GradientDissenter comments on LWLW’s Shortform

GradientDissenter 7 Nov 2025 23:33 UTC
15 points
26
I don’t understand how working on “AI control” here is any worse than working on AI alignment (I’m assuming you don’t feel the same about alignment since you don’t mention it).
In my mind, two different ways AI could cause bad things to happen are: (1) misuse: people use the AI use it for bad things, and (2) misalignment: regardless of anyone’s intent, the AI does bad things of its own accord.
Both seem bad. Alignment research and control are both ways to address misalignment problems, I don’t see how they differ for the purposes of your argument (though maybe I’m failing to understand your argument).
Addressing misalignment slightly increases people’s ability to misuse AI, but I think the effect is fairly small and outweighed by the benefit of decreasing the odds a misaligned AI takes catastrophic actions.
- waterlubber 8 Nov 2025 1:04 UTC
  5 points
  13
  Parent
  It’s not.
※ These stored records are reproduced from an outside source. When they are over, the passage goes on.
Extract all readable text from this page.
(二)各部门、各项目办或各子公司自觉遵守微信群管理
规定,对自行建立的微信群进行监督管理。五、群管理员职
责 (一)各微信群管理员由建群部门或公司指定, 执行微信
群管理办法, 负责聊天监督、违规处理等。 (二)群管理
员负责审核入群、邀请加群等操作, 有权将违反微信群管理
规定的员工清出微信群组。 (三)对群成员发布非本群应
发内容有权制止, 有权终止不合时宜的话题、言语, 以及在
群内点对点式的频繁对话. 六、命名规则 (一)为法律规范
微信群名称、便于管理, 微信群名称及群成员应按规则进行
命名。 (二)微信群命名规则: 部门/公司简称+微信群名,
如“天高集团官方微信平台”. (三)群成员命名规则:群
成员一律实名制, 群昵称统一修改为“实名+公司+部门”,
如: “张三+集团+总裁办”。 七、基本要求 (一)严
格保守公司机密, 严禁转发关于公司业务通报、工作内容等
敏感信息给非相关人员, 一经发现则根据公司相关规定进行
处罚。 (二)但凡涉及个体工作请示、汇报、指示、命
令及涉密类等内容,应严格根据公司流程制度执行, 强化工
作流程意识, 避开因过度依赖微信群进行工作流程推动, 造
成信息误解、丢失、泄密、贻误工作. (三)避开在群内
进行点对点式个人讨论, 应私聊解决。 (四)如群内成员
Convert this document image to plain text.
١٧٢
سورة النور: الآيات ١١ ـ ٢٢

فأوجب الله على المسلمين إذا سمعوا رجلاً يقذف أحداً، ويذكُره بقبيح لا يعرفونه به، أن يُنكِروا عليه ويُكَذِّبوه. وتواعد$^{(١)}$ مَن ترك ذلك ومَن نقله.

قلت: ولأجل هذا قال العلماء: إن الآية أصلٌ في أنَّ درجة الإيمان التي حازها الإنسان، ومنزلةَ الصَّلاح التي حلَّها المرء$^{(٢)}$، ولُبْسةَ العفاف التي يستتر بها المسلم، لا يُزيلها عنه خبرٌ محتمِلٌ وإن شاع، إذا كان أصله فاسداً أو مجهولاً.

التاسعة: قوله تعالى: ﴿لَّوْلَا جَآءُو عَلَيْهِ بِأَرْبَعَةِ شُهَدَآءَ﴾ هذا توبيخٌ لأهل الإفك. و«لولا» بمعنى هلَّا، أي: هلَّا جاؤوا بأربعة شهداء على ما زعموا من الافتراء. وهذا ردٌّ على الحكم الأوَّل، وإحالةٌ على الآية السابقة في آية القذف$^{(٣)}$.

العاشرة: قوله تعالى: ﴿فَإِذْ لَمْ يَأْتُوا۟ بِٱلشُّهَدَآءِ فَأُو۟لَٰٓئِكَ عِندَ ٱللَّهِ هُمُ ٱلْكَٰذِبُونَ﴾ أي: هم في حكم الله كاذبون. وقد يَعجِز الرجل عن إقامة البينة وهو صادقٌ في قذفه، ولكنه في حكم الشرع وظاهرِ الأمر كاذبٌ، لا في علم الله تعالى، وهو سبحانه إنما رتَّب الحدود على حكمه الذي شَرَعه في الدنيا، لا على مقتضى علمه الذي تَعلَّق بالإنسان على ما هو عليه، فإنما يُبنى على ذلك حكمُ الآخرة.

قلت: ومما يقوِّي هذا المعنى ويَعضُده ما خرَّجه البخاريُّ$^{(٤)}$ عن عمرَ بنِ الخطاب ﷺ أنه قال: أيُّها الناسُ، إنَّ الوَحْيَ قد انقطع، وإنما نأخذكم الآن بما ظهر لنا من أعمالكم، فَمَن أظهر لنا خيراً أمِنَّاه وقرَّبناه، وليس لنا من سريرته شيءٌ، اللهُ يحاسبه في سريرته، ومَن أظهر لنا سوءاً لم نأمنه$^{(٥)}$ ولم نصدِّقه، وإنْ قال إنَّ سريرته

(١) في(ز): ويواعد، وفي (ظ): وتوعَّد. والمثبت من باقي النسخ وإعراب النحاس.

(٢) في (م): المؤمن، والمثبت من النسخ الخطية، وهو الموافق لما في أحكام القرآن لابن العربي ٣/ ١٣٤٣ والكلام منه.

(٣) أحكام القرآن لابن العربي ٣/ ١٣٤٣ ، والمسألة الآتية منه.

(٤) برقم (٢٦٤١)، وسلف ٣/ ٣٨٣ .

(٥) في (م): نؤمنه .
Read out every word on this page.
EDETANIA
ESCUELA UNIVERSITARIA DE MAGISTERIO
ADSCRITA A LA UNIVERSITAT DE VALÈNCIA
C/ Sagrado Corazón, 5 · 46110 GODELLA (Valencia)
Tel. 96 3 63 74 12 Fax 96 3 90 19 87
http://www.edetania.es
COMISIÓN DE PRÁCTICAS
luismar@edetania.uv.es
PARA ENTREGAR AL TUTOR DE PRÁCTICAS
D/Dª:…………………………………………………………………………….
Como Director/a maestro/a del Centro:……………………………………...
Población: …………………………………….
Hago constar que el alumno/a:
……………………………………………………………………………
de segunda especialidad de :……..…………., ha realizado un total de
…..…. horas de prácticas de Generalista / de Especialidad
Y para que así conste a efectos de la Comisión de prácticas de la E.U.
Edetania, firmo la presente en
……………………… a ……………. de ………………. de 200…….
Alignment is de facto capabilities (principal agent problem makes aligned employees more economically valuable) and unless we have a surefire way to ensure that the AI is aligned to some “universal,” or even cultural, values, it’ll be aligned by default to Altman, Amodei, et. al.
- clone of saturn 8 Nov 2025 0:25 UTC
  2 points
  1
  Parent
  We don’t know of an alignment target that everyone can agree on, so solving alignment pretty much guarantees misuse by at least some people’s lights.
  - habryka 8 Nov 2025 0:40 UTC
    11 points
    0
    Parent
    I mean “not solving alignment” pretty much guarantees misuse by everyone’s lights? (In both cases conditional on building ASI)
    - clone of saturn 8 Nov 2025 2:45 UTC
      12 points
      8
      Parent
      It pretty much guarantees extinction, but people can have different opinions on how bad that is relative to disempowerment, S-risks, etc.